Despite the generalized linear models incorporate different distributions (e.g. Gaussian, Poisson, etc.) into the modelling process, I am not sure similar usage exists in machine learning. And it seems other than the iid assumptions, all those statistical distributions are so irrelevant in ML modelling. Are there any instances where statistical distribution can incorporate with ML models? Or is there such an application? What are the relation between the two?

Best Answer

ML models define their own conditional distributions ($p(y|x)$ for discriminative modeling, $p(x)$ for generative modeling etc.), likelihood of which is maximized with the training data (or for deriving the posterior in bayesian analysis).
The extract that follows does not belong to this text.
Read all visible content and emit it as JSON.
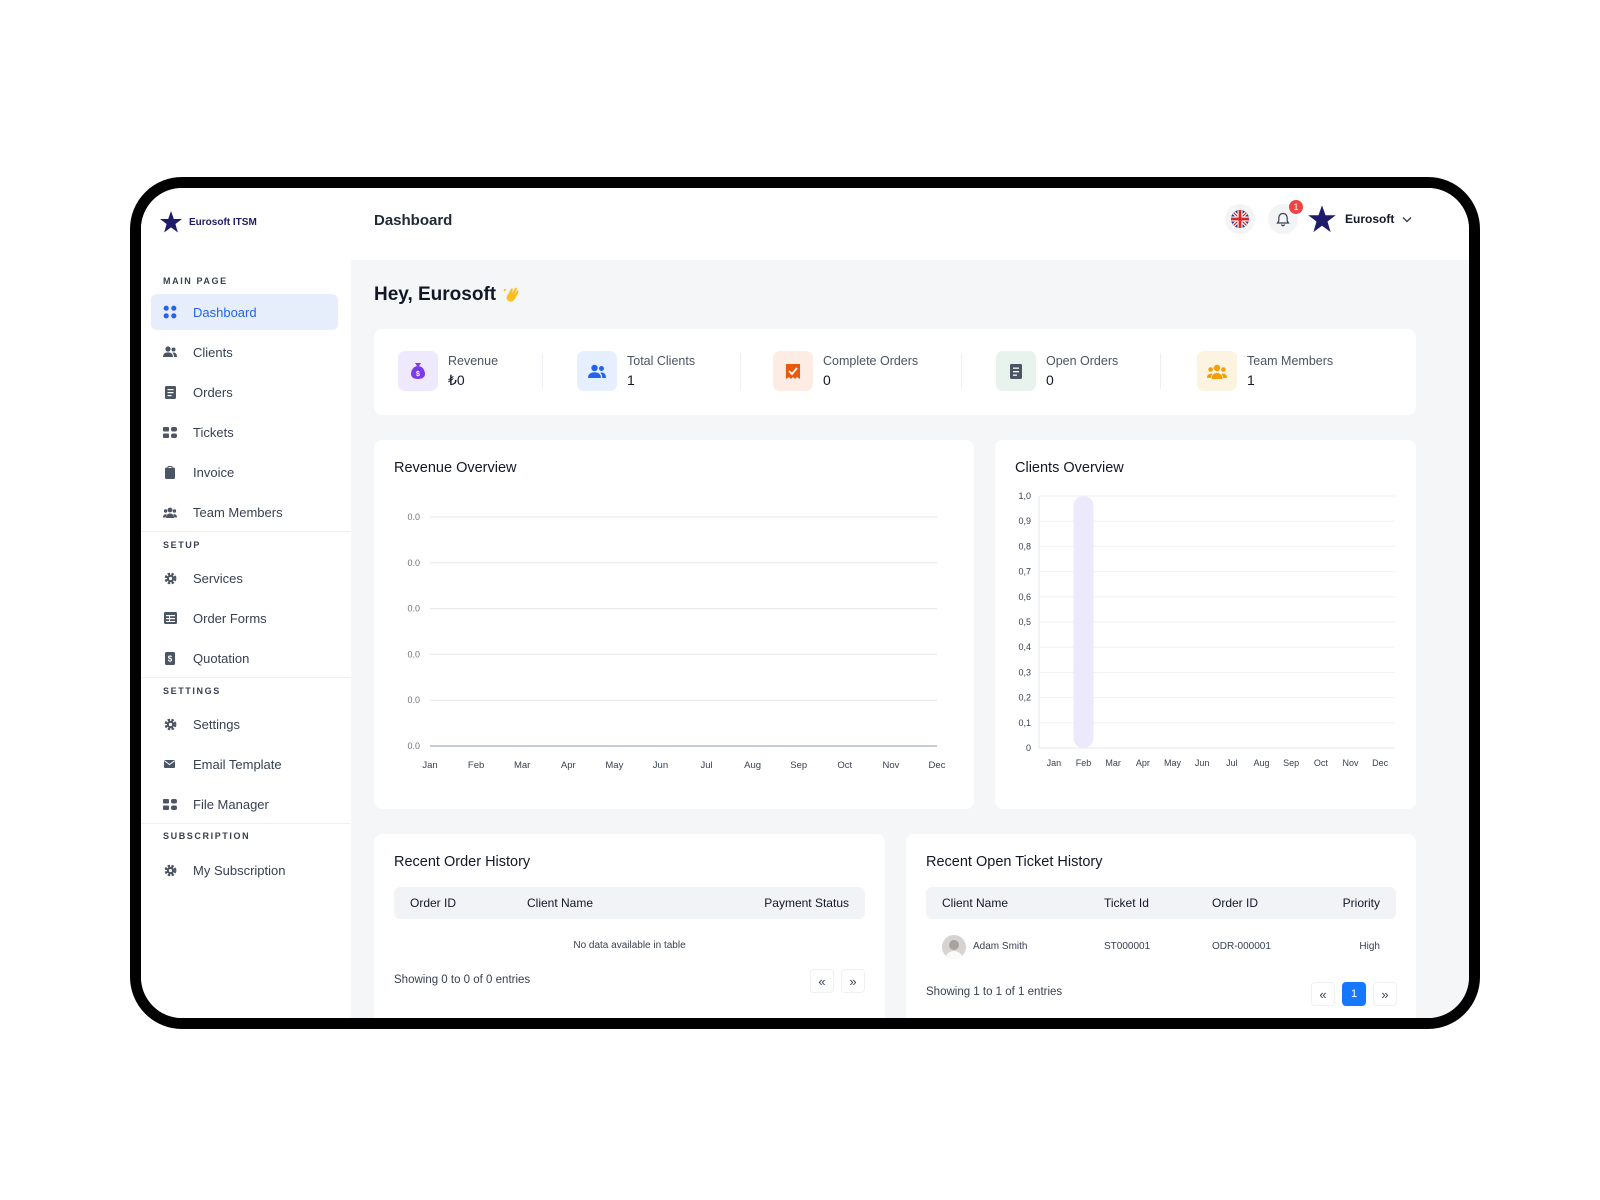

I see ML as a generalization of probabilistic modeling where the distribution itself is inferred from the data, often without any assumptions. Here the fact data comes from an unknown distribution, which can not be easily modeled, acts as an impetus for using more expressive neural networks as distributions.

In this case common statistical distributions often act as strong priors for parameters (such as in bayesian neural networks) and in that way, the parameter space essentially becomes a multivariate statistical distribution.

On the other hand, I have sometimes seen examples where parameters of statistical distributions (eg. $\mu$, $\sigma$ in case of normal distribution) are framed as the outputs of a neural network and computed by training it. In this case, we make assumptions that the data comes from a certain, fixed distribution and learn its parameters via flexible ML modeling. This can often take the form complicated hierarchical statistical modeling as well.